Permasalah-permasalahan di atas memerlukan aturan agar memberikan

kepastian hukum bagi pengguna jasa perbankan.

Aspek-aspek hukum lain di dalam bidang keuangan dan perbankan juga banyak

mewarnai problematika di bidang ekonomi dan hukum, misalnya penyimpangan

BLBI, prudential principles yang dihadapkan dengan penurunan fungsi

intermediasi perbankan, munculnya fenomena fee-based income dalam praktik

perbankan, dan berbagai persoalan ekonomi-hukum lainnya, yang kesemuanya itu

perlu memperoleh perhatian kita bersama. Penerapan prinsip kehati-hatian

(prudential banking principles) dalam seluruh kegiatan perbakan merupakan salah

satu cara untuk menciptakan perbankan yang sehat, yang pada gilirannya akan

berdampak positif terhadap perekonomian secara makro. Implementasi prinsip ini

harus menyeluruh, tidak hanya menyangkut masalah pemberian kredit, tetapi

dimulai saat bank tersebut didirikan, penentuan manajemen yang memenuhi uji

kecukupan dan kelayakan (fit and proper test) yang tidak bersifat seremonial.

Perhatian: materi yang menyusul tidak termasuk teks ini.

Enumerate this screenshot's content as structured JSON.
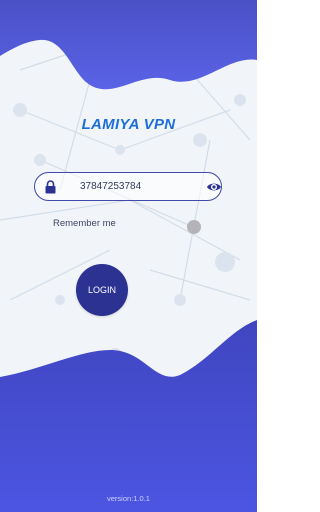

Ketentuan Bank Indonesia yang mewajibkan fit proper test bagi pengurus bank

masih memiliki banyak kelemahan, seperti masih dimungkinkannya pengurus yang

tidak lulus tes untuk tetap bertahan walaupun harus bertanggungjawab secara

pribadi.

Disamping itu, dalam memberikan kemudahan akses kepada para nasabahnya,

maka penggunaan mesin-mesin ATM, debit card dan credit card berpotensi untuk

merugikan nasabah melalui pembobolan rekening, kerusakan mesin, dan

kesalahan-kesalahan teknis lainnya yang belum tersentuh oleh rambu-rambu

hukum. Kewajiban bank untuk menyediakan mesin-mesin yang layak dan aman

seharusnya mengacu pada standart tertentu, yang secara berkala seharusnya

ditera/dikalibrasi ulang. Selama ini belum ada keseragaman mengenai standar

mesin yang layak untuk dioperasikan. Kasus-kasus yang menunjukkan bahwa

kerugian nasabah yang disebabkan tidak layaknya mesin yang digunakan sudah

cukup banyak mendorong dibuatnya standarisasi setiap teknologi yang digunakan.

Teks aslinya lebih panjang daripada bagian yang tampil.